回答by Jashandeep Sohi

You don't necessarily need a yield from xto give control over to the event loop.

您不一定需要 ayield from x来控制事件循环。

In your example, I think the properway would be to do a yield Noneor equivalently a simple yield, rather than a yield from asyncio.sleep(0.001):

在您的示例中,我认为正确的方法是执行 ayield None或等效的 simple yield,而不是 a yield from asyncio.sleep(0.001)

import asyncio

@asyncio.coroutine
def say_boo():
  i = 0
  while True:
    yield None
    print("...boo {0}".format(i))
    i += 1

@asyncio.coroutine
def say_baa():
  i = 0
  while True:
    yield
    print("...baa {0}".format(i))
    i += 1

boo_task = asyncio.async(say_boo())
baa_task = asyncio.async(say_baa())

loop = asyncio.get_event_loop()
loop.run_forever()

Coroutines are just plain old Python generators. Internally, the asyncioevent loop keeps a record of these generators and calls gen.send()on each of them one by one in a never ending loop. Whenever you yield, the call to gen.send()completes and the loop can move on. (I'm simplifying it; take a look around https://hg.python.org/cpython/file/3.4/Lib/asyncio/tasks.py#l265for the actual code)

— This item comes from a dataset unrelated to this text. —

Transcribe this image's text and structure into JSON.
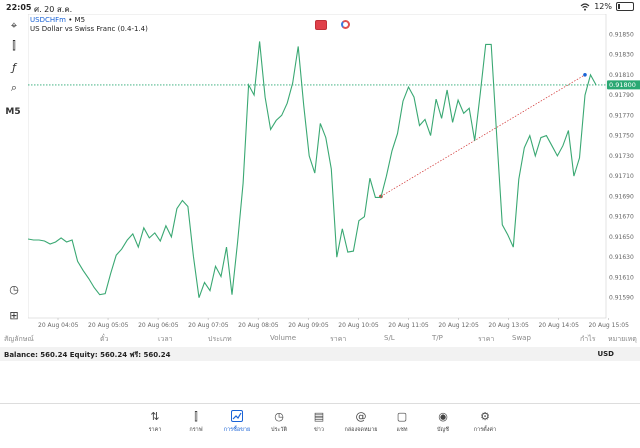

协程只是普通的旧 Python 生成器。在内部,asyncio事件循环会保存这些生成器的记录,并gen.send()在永无止境的循环中逐个调用它们。无论何时yield,调用gen.send()完成并且循环可以继续。(我正在简化它;查看https://hg.python.org/cpython/file/3.4/Lib/asyncio/tasks.py#l265以获得实际代码)

That said, I would still go the run_in_executorroute if you need to do CPU intensive computation without sharing data.

也就是说,run_in_executor如果您需要在不共享数据的情况下进行 CPU 密集型计算,我仍然会走这条路线。